Description
Conventional wisdom suggests there is a sharp distinction between emotion and reason. Emotions are seen as inferior, disruptive, primitive, and even bestial forces. These 24 remarkable lectures suggest otherwise-that emotions have intelligence and provide personal strategies that are vitally important to our everyday lives of perceiving, evaluating, appraising, understanding, and acting in the world.
Take a tour of Professor Solomon's more than three-decade-long intellectual struggle to reach an understanding of emotions, which he argues are, "the key to the meaning of life." A distinguished philosopher himself, Professor Solomon's lectures unfold as a rich dialogue with other philosophers, including Plato, Aristotle, Descartes, Adam Smith, Nietzsche, William James, Freud, Heidegger, and Sartre.
In your exploration, you'll address such questions as: how do we distinguish emotions from feelings, such as heartache? What is the meaning of our emotions, and how do they serve to enrich and guide our lives?
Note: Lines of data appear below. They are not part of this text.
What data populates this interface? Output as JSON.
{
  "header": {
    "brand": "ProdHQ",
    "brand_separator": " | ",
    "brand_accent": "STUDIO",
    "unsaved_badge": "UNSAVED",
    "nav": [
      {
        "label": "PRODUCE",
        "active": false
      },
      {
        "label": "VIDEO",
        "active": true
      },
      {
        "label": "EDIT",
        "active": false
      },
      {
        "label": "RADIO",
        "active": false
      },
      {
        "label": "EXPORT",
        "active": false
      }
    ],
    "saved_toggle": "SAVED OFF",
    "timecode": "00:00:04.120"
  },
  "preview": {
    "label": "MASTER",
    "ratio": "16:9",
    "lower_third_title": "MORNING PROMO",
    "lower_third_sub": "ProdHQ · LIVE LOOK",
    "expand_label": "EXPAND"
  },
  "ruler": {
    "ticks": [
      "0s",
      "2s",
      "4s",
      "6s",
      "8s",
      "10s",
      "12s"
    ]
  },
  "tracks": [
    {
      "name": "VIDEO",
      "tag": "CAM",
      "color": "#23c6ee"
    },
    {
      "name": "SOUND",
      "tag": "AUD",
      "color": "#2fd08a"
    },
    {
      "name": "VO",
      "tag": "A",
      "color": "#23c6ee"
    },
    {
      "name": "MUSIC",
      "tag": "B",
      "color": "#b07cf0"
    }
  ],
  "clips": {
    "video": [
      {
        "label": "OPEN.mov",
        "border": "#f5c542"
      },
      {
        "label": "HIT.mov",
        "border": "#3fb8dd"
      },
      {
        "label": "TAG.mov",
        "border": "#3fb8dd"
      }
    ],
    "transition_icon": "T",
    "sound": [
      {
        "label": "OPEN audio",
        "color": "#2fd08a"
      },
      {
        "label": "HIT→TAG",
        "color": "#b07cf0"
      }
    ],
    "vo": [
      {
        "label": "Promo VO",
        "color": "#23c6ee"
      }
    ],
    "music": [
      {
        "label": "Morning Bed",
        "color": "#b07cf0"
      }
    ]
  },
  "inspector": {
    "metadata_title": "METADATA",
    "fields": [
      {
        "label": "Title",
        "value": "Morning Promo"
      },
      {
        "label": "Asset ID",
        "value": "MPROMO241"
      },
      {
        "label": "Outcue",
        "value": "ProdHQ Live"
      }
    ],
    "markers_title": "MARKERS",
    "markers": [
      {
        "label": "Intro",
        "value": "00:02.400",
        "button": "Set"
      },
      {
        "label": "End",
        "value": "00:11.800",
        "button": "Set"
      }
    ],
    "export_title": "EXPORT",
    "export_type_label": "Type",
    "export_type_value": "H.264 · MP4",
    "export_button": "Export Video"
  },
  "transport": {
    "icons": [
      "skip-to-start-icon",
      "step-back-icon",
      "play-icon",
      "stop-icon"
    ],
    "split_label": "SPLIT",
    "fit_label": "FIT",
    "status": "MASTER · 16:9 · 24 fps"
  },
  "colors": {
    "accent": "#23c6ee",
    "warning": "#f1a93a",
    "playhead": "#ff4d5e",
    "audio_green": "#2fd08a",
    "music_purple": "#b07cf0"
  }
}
Are there a determinable number of basic emotions that serve as building blocks for the range of emotions we experience? Is an emotion such as jealousy a genetic trait shared by all humans - or is it something learned? As you listen to these lectures, prepare to think: Think about your own emotions; think about what you observe in others; think about the enormous body of research and conjecture on this fascinating topic as Professor Solomon takes you on a challenging and stimulating journey. The more we puzzle over the nature of emotions, the deeper the mystery becomes. It is a mystery that is by no means solved, but one that repays in careful, philosophical analysis.